Saturday, April 21, 2012

No Large Southern Church Left Behind

Rev. Jeremy Smith wrote an article for “United Methodist Insight” under this title. You can read it for yourself at:

Having served in the Wisconsin Conference, having lived in the New Orleans area and now in Florida, and having associates from all over the country, I came to the conclusion some years ago that the southern jurisdictions were excellent at politics and the other three were oriented around program. You can see it in the sophistication of respective jurisdictional structures and property holdings.

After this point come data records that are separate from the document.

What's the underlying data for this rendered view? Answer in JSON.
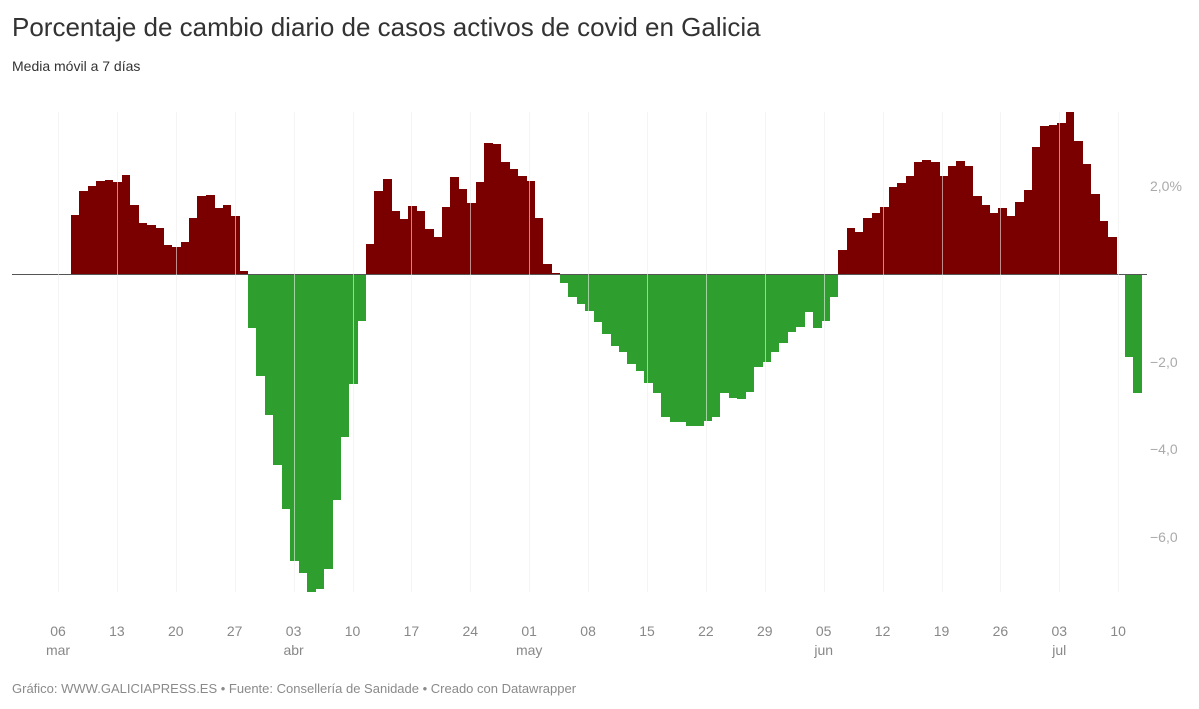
{
  "title": "Porcentaje de cambio diario de casos activos de covid en Galicia",
  "subtitle": "Media móvil a 7 días",
  "footer": "Gráfico: WWW.GALICIAPRESS.ES • Fuente: Consellería de Sanidade • Creado con Datawrapper",
  "colors": {
    "positive": "#7a0000",
    "negative": "#2e9e2e"
  },
  "chart_data": {
    "type": "bar",
    "title": "Porcentaje de cambio diario de casos activos de covid en Galicia",
    "subtitle": "Media móvil a 7 días",
    "xlabel": "",
    "ylabel": "%",
    "ylim": [
      -7.3,
      3.7
    ],
    "y_ticks": [
      {
        "value": 2,
        "label": "2,0%"
      },
      {
        "value": -2,
        "label": "−2,0"
      },
      {
        "value": -4,
        "label": "−4,0"
      },
      {
        "value": -6,
        "label": "−6,0"
      }
    ],
    "x_ticks": [
      {
        "day": "06",
        "month": "mar"
      },
      {
        "day": "13",
        "month": ""
      },
      {
        "day": "20",
        "month": ""
      },
      {
        "day": "27",
        "month": ""
      },
      {
        "day": "03",
        "month": "abr"
      },
      {
        "day": "10",
        "month": ""
      },
      {
        "day": "17",
        "month": ""
      },
      {
        "day": "24",
        "month": ""
      },
      {
        "day": "01",
        "month": "may"
      },
      {
        "day": "08",
        "month": ""
      },
      {
        "day": "15",
        "month": ""
      },
      {
        "day": "22",
        "month": ""
      },
      {
        "day": "29",
        "month": ""
      },
      {
        "day": "05",
        "month": "jun"
      },
      {
        "day": "12",
        "month": ""
      },
      {
        "day": "19",
        "month": ""
      },
      {
        "day": "26",
        "month": ""
      },
      {
        "day": "03",
        "month": "jul"
      },
      {
        "day": "10",
        "month": ""
      }
    ],
    "grid": {
      "vertical": true,
      "horizontal": false
    },
    "start_date": "08 mar",
    "values": [
      1.35,
      1.9,
      2.0,
      2.12,
      2.15,
      2.1,
      2.26,
      1.58,
      1.16,
      1.12,
      1.05,
      0.66,
      0.62,
      0.73,
      1.28,
      1.78,
      1.8,
      1.5,
      1.58,
      1.32,
      0.07,
      -1.23,
      -2.33,
      -3.22,
      -4.36,
      -5.37,
      -6.55,
      -6.83,
      -7.26,
      -7.19,
      -6.73,
      -5.16,
      -3.72,
      -2.51,
      -1.07,
      0.68,
      1.9,
      2.17,
      1.44,
      1.26,
      1.55,
      1.44,
      1.03,
      0.84,
      1.53,
      2.21,
      1.94,
      1.62,
      2.1,
      2.99,
      2.97,
      2.56,
      2.4,
      2.24,
      2.12,
      1.28,
      0.23,
      0.02,
      -0.2,
      -0.52,
      -0.68,
      -0.84,
      -1.1,
      -1.37,
      -1.64,
      -1.78,
      -2.05,
      -2.21,
      -2.49,
      -2.72,
      -3.26,
      -3.38,
      -3.38,
      -3.47,
      -3.47,
      -3.36,
      -3.26,
      -2.72,
      -2.83,
      -2.85,
      -2.69,
      -2.12,
      -2.01,
      -1.78,
      -1.58,
      -1.32,
      -1.21,
      -0.87,
      -1.23,
      -1.07,
      -0.52,
      0.55,
      1.05,
      0.96,
      1.28,
      1.39,
      1.53,
      1.99,
      2.08,
      2.24,
      2.56,
      2.6,
      2.56,
      2.24,
      2.47,
      2.58,
      2.47,
      1.78,
      1.58,
      1.39,
      1.51,
      1.32,
      1.64,
      1.92,
      2.9,
      3.38,
      3.4,
      3.45,
      3.7,
      3.04,
      2.51,
      1.83,
      1.21,
      0.84,
      -0.03,
      -1.9,
      -2.72
    ]
  }
}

While it seemed that theology was close to splitting the United Methodist Church at General Conferences since 1984, it hasn’t happened. I believe it is because those who want to control the denomination don’t want to lose the properties (think NYC and Washington DC) and the name recognition.

As Rev. Smith points out, the Call to Action in combination with the hegemony of large southern churches may set up a situation where the power-oriented folks could do what the Southern Baptist Church did, drive out women and those who were more liberal, and take control of the property of the denomination. And to get that power, they are politicizing the burgeoning African church to join their voting block.

What these southern leaders fail to recognize is that among the African leaders there may be an even higher level of sophistication about power. It is no small matter that many conservative Episcopalian congregations give their allegiance to an African bishop.

So imagine if Call to Action passes General Conference and the bishops get their “set aside” bishop only to have an especially astute African get that new post.

Rev. Smith has done us a great service by analyzing the leadership of the drive to pass Call to Action. He did it without mentioning a word about theology. I think the energy of evangelicals is being manipulated as a diversion.

Now if only someone could “follow the money” so that we would know who has been funding this effort.